Gérald Darmanin a annoncé vouloir supprimer le droit du sol à Mayotte grâce à une révision constitutionnelle. Une décision analysée par le chercheur en droit de la nationalité Jules Lepoutre (Extraits).

Comment réagissez-vous à l’annonce de Gérald Darmanin de vouloir supprimer le droit du sol à Mayotte ?

JL : Cette déclaration va beaucoup plus loin que la précédente, qui visait à étendre la période de résidence régulière des parents au moment de la naissance de l’enfant. Nous sommes passés d’un changement de modalités à une suppression pure et simple du droit du sol. C’est complètement différent en termes de politique. La réforme de 2018 avait déjà créé un droit dérogatoire à Mayotte. Il fallait un séjour régulier d’un parent au moment de la naissance pour que la nationalité puisse être acquise, plus tard, par l’enfant. Le Conseil constitutionnel n’avait rien vu alors de contraire à la Constitution. Là, nous quittons la dérogation. Nous sommes dans une division pure et simple du territoire de la République. Pour supprimer ce droit, Gérald Darmanin annonce une révision constitutionnelle.

Qu’est-ce que cela change dans le droit français ?

JL : Cela peut surprendre de prime abord qu’on veuille réviser la Constitution pour supprimer le droit du sol, alors que celui-ci est prévu par le Code civil. À mon avis, le gouvernement craint que, s’il supprime le droit du sol à Mayotte par une loi, le Conseil constitutionnel ne censure cette révision législative en considérant que le droit du sol a une valeur constitutionnelle.

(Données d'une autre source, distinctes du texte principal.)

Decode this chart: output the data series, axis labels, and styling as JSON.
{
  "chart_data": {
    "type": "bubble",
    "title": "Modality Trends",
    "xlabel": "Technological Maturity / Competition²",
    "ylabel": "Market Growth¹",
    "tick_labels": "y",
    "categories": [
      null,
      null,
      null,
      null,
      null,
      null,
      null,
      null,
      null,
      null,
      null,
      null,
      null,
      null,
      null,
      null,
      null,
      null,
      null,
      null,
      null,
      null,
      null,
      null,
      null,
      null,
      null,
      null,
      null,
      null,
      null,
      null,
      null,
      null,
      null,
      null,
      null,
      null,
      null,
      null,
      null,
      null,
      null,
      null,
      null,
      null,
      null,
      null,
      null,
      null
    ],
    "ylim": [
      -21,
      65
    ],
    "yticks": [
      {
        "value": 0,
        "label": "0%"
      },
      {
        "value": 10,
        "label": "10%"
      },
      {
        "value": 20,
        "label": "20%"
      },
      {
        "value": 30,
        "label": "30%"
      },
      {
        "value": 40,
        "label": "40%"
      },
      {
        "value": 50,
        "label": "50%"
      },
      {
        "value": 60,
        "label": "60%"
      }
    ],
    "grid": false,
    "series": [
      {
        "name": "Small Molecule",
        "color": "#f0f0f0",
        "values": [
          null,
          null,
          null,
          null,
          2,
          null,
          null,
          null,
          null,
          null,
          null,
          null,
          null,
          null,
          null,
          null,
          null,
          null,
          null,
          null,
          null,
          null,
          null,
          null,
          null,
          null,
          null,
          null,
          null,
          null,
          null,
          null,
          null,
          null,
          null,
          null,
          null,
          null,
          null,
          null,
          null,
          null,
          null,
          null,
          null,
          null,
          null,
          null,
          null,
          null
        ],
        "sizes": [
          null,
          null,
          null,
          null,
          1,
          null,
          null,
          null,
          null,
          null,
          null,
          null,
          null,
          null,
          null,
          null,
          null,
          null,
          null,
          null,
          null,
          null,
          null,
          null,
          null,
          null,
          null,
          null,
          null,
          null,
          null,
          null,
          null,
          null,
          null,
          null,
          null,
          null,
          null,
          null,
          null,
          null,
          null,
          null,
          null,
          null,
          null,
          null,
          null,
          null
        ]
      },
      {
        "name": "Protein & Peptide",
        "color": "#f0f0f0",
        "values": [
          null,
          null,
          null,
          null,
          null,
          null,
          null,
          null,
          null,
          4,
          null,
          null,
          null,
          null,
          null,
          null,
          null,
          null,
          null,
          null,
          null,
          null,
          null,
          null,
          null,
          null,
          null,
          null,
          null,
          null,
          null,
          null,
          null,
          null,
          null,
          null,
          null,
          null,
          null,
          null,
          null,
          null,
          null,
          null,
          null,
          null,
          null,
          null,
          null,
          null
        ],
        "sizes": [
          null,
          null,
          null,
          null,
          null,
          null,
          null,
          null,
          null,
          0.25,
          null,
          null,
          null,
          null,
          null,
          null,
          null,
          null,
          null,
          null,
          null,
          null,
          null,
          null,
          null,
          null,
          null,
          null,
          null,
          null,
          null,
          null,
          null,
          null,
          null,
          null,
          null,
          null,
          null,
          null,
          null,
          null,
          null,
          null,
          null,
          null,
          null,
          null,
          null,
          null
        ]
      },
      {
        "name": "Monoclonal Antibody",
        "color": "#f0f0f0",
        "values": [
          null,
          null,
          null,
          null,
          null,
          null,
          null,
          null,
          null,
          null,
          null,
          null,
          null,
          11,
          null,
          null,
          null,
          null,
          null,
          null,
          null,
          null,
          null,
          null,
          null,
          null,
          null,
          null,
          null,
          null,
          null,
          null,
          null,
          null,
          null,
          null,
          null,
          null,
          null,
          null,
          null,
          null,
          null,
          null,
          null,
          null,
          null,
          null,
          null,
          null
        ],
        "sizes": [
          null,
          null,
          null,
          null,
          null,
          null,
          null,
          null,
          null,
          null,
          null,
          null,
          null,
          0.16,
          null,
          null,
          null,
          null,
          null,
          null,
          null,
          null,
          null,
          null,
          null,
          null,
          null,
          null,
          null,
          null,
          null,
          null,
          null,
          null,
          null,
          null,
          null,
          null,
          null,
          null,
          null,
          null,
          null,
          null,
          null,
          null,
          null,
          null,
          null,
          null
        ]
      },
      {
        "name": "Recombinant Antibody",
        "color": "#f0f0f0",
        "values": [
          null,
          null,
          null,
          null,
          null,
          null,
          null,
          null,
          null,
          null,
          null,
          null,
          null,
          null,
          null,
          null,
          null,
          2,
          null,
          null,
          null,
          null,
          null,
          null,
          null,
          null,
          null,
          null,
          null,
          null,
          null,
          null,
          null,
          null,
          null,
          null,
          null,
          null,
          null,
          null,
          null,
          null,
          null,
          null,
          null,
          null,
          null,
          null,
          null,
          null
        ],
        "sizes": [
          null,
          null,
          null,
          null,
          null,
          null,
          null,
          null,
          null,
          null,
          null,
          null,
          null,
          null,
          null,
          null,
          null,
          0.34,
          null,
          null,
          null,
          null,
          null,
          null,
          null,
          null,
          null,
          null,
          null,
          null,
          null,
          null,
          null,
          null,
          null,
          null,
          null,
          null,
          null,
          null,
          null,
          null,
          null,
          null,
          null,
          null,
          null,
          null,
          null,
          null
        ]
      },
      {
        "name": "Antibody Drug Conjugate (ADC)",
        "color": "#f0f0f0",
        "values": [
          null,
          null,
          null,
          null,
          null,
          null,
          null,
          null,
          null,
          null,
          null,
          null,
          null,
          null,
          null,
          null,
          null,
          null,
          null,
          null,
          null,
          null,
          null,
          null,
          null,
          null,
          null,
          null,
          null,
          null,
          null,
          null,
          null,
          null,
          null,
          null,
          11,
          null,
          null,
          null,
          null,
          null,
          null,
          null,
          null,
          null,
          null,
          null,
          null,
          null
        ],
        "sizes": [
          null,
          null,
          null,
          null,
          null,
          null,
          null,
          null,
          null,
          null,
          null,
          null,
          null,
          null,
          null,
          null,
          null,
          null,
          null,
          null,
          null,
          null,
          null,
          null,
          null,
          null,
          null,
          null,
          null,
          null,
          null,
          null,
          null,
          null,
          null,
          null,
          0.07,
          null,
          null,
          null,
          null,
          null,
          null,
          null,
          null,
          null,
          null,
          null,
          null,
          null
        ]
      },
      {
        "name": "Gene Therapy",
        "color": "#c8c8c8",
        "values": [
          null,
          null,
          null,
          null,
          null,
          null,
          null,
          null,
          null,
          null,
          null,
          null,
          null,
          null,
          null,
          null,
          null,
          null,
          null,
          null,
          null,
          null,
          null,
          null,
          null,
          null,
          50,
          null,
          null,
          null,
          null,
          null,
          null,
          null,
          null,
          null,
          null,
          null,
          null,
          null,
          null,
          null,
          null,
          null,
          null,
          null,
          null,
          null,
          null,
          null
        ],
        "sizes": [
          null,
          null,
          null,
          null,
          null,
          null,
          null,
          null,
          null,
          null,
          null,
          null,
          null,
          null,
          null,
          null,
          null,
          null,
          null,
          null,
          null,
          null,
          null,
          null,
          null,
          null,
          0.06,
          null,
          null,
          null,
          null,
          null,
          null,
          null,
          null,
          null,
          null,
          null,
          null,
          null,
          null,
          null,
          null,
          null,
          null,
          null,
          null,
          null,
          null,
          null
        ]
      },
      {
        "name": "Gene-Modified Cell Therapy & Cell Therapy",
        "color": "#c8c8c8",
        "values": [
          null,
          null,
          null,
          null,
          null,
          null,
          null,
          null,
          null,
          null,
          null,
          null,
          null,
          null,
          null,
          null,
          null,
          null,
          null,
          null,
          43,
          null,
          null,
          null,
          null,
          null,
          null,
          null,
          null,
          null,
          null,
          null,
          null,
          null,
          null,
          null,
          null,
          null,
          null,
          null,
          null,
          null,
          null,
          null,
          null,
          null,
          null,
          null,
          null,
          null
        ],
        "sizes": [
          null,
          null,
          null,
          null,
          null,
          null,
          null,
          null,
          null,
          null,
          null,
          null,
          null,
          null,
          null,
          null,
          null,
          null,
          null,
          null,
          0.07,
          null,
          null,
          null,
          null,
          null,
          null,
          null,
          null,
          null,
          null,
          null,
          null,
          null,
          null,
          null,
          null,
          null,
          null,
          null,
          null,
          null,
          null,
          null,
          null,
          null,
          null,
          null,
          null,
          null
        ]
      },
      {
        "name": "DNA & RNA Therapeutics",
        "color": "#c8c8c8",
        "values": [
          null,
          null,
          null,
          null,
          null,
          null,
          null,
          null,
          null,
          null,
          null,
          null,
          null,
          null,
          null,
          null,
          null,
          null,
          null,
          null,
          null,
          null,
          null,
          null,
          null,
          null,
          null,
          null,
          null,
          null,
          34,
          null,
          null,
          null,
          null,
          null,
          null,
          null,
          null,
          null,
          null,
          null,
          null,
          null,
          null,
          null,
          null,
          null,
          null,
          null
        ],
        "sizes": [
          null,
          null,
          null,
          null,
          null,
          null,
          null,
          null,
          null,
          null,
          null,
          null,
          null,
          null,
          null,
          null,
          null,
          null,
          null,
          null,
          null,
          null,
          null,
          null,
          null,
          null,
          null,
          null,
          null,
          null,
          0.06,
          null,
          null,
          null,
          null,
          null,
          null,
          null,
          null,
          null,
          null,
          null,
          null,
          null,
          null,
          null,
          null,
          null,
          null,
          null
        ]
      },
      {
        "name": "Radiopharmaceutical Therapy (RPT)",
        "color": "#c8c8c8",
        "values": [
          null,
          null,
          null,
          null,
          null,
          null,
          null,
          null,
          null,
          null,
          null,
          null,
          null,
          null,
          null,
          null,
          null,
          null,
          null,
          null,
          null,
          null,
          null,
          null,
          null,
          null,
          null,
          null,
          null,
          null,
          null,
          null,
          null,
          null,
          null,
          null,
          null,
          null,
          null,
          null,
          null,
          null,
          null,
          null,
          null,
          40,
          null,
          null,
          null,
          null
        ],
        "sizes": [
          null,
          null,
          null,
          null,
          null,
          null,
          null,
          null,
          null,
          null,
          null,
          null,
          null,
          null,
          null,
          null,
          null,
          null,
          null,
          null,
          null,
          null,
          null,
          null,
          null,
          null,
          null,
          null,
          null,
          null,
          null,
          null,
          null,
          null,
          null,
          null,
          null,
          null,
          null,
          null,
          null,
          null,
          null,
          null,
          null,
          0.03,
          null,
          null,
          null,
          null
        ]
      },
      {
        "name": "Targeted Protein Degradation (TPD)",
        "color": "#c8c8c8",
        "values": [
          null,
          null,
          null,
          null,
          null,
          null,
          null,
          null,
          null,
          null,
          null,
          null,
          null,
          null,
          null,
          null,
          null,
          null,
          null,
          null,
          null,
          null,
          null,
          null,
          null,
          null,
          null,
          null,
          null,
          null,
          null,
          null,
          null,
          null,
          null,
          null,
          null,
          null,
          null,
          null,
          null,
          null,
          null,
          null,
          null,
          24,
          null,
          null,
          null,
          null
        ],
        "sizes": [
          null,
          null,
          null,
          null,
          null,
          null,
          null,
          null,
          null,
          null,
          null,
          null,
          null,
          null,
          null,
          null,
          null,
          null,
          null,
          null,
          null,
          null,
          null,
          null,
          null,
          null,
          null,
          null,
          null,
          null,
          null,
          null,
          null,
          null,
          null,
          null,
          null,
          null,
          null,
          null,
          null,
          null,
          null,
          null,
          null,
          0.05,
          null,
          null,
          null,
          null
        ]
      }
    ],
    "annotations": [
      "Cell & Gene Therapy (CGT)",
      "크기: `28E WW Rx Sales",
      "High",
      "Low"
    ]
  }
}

L’idée est que le droit du sol est consubstantiel à la tradition républicaine de la France et que, pour le supprimer, il faudrait une loi constitutionnelle et non simplement une loi ordinaire. Et quand on change la Constitution, le Conseil constitutionnel ne contrôle rien.

Serait-il simple d’obtenir une majorité favorable pour changer la Constitution ?

JL : Les deux chambres doivent d’abord tomber d’accord sur le même texte. Ensuite, celui-ci doit être adopté soit par référendum, soit par une majorité renforcée des trois cinquièmes de l’ensemble des deux chambres réunies en congrès. La majorité sénatoriale serait sans doute favorable à l’adoption d’un tel texte.
C’est d’ailleurs cette majorité qui était à l’origine de la première réforme du droit du sol en 2018. En revanche, pour l’Assemblée nationale, tout dépend si on prend en compte ou non les voix du Rassemblement national. Car il pourrait y avoir des difficultés dans l’aile gauche de la majorité. Après on peut aussi faire un référendum, et là, tout est possible.